Rett Syndrome: A Place for Angels

Abstract

Rett syndrome is a thief! It robs little girls of their projected life. It lulls their families into a false sense of security while their little girls develop normally for 6 to 18 months. Then it insidiously robs them of their skills and abilities until they are trapped in a body that won't respond. These little girls are called "silent angels" (Hunter, 2007).

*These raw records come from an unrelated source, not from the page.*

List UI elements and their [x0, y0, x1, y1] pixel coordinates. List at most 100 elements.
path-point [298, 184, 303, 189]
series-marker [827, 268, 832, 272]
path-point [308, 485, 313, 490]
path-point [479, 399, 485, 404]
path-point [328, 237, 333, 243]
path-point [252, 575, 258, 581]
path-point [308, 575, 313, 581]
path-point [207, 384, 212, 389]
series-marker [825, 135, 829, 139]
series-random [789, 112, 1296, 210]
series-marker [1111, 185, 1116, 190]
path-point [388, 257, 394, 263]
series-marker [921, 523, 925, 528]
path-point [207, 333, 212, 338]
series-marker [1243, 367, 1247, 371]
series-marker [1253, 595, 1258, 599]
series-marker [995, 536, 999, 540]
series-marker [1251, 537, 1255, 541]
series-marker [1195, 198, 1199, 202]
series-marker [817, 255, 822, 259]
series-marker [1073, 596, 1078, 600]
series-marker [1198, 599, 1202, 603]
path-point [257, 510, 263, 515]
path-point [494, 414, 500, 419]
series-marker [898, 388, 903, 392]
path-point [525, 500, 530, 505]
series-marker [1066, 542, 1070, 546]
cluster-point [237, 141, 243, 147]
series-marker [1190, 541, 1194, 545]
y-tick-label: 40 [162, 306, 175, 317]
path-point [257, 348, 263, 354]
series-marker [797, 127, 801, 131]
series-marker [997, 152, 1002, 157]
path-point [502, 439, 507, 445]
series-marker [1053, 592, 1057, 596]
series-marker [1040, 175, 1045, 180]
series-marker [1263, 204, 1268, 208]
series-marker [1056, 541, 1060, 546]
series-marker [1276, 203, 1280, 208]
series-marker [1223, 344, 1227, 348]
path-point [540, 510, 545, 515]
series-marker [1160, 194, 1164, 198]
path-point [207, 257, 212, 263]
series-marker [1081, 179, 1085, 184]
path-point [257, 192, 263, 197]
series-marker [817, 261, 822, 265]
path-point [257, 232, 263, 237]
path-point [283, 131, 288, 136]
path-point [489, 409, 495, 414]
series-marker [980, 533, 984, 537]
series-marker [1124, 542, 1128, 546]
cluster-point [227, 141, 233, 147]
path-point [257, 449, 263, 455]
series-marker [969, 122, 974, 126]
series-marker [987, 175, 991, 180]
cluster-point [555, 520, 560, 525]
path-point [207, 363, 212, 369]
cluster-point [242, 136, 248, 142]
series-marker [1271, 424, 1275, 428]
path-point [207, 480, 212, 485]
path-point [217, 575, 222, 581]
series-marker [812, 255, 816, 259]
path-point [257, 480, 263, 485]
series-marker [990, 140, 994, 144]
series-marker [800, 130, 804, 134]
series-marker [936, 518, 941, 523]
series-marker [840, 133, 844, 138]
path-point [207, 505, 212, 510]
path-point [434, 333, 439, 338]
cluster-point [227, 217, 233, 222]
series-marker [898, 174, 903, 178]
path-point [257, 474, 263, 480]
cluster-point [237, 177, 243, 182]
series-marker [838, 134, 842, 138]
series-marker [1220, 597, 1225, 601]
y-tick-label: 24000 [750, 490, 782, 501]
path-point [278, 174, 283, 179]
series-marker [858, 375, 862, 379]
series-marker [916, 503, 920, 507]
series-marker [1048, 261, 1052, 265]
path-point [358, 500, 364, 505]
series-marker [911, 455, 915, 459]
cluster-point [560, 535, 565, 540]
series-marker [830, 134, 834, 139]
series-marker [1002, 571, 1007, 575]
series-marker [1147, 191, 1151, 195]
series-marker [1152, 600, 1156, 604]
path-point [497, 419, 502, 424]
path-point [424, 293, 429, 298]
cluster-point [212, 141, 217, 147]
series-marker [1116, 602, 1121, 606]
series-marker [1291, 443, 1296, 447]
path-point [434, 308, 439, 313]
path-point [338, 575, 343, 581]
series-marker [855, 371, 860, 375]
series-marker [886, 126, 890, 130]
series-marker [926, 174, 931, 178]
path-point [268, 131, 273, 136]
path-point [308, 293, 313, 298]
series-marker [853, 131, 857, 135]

Rett syndrome (RS) was originally identified in 1966 by the Austrian neurologist Andreas Rett, but his research and findings were written in an obscure form of the German language the medical world could not and did not translate. It wasn't until 1983, that Rett syndrome was re-identified and labeled as its own disorder (Hunter, 2007). The Rett Syndrome Research Foundation (2006) summarizes the condition best with:

Rett syndrome is a debilitating neurological disorder diagnosed almost exclusively in females. Children with Rett syndrome appear to develop normally until 6 to 18 months of age when they enter a period of regression, losing speech and motor skills. Most develop repetitive hand movements, irregular breathing patterns, seizures and extreme motor control problems. Rett syndrome leaves its victims profoundly disabled, requiring maximum assistance with every aspect of daily living. There is no cure. (Retrieved October 14, 2008 from http://www.rsrf.org/about_rett_syndrome/)

Research is ever going to regards to Rett syndrome. What is known as of now is that Rett syndrome is caused by a mutation of the gene MECP2. It is not passed down in families and it knows no ethnic boundaries. The majority of Rett girls live to adulthood (RSRF, 2006). The male child doesn't usually survive birth with Rett syndrome.